In a clear example of the power of grassroots advocacy, Jim Shook, owner of Lake Region IGA in Hawley, Pennsylvania, coordinated with NGA to give his Member of Congress, Tom Marino (R-PA), a tour of his store. Mr. Shook took the opportunity to explain why one of Rep. Marino’s legislative proposals, a bill to mandate the collection and public reporting of SNAP item-level purchase data, would be problematic for independent supermarkets. When the Farm Bill made its way to the House Floor, Mr. Marino offered this proposal as an amendment to the bill. Mr. Shook caught word, and contacted Rep. Marino, to remind him of their discussion during the store tour. In response, the amendment was withdrawn.
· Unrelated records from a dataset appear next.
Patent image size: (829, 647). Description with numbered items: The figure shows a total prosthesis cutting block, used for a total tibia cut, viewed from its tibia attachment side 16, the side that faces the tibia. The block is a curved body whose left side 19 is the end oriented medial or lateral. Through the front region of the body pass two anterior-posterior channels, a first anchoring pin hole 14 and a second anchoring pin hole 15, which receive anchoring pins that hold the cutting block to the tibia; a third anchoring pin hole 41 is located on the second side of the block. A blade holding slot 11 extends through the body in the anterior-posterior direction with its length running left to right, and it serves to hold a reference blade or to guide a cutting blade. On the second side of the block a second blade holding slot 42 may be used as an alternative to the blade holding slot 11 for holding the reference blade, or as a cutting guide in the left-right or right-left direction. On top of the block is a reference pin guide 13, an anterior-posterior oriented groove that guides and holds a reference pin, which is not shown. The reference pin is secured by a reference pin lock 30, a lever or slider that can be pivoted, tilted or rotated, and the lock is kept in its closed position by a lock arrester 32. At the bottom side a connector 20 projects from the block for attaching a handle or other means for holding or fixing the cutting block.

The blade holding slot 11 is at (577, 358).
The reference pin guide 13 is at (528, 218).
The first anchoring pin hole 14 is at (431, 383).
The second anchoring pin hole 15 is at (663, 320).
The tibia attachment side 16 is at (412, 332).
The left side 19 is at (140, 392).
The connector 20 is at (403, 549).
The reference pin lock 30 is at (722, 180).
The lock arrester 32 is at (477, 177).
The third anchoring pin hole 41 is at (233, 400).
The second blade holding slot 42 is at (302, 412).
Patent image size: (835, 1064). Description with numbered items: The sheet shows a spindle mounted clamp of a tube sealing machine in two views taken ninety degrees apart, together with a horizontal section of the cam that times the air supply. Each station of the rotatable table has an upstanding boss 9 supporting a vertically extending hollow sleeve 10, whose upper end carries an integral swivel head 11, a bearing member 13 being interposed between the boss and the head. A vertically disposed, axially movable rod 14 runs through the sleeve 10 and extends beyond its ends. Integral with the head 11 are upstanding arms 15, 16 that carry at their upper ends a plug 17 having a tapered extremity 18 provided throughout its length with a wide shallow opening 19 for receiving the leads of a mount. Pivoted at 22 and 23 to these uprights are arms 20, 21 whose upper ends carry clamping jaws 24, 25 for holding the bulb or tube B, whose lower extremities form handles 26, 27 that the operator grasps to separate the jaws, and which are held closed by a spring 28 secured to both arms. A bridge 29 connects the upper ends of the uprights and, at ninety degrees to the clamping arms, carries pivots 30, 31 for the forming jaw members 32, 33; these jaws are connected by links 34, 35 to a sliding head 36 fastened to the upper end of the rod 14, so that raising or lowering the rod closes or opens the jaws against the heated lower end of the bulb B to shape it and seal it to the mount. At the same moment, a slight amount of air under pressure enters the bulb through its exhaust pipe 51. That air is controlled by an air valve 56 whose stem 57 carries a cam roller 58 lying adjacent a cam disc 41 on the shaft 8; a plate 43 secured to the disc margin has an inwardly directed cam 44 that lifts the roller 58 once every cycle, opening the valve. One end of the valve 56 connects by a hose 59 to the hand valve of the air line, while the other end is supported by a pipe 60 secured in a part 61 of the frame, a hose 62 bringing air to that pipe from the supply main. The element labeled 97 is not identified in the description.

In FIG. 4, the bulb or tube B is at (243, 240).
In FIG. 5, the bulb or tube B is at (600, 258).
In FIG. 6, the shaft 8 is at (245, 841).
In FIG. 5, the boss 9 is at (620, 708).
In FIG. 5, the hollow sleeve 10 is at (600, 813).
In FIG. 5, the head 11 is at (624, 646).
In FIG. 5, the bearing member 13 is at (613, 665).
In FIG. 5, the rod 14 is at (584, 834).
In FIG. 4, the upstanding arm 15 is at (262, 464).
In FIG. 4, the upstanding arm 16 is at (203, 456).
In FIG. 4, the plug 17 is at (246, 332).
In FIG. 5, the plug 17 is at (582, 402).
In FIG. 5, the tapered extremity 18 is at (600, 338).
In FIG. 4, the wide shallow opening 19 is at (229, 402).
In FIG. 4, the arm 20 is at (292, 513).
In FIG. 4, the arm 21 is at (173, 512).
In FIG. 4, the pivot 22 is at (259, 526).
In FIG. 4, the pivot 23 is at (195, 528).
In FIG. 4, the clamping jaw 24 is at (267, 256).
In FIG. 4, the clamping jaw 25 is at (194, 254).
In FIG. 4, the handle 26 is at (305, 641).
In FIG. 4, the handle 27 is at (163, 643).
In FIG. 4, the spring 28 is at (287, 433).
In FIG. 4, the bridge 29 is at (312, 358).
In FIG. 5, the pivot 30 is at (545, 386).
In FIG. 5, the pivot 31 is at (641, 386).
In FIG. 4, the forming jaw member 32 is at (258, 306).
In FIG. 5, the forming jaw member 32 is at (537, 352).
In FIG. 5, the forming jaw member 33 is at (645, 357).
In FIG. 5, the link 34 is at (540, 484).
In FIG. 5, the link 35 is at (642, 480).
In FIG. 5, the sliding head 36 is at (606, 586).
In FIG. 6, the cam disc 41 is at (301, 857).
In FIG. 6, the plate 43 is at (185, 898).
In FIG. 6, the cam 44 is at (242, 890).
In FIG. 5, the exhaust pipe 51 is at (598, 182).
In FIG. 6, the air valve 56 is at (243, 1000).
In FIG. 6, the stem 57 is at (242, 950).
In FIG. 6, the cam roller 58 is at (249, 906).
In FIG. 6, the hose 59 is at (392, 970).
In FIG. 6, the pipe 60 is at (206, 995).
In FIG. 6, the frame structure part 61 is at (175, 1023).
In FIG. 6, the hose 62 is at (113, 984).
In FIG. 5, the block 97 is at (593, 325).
Mr. Shook’s story is yet one example of how the engagement of independent supermarket owners can help to shape the legislative process. A combination of grassroots advocacy, direct lobbying, participation in the Day in Washington fly-in, and IGA’s partnership with NGA, is the reason that the Farm Bill didn’t include policies that would harm supermarkets. In fact, the House Farm Bill includes significant wins for independent grocers, such as eliminating EBT processing fees, protecting your confidential sales data, and vastly expanding nutrition incentive programs, such as the Food Insecurity Nutrition Incentive (FINI) program. The Senate bill also included many of these important policy victories.
There are still significant hurdles to overcome before the legislation ends up on the President’s desk, including reconciling two vastly different Farm Bills. NGA and IGA will continue to be heavily involved in the legislative process to ensure the final 2018 Farm Bill preserves and strengthens the public private SNAP partnership. We appreciate the help of IGA retailers in achieving this goal, and we look forward to your continued engagement.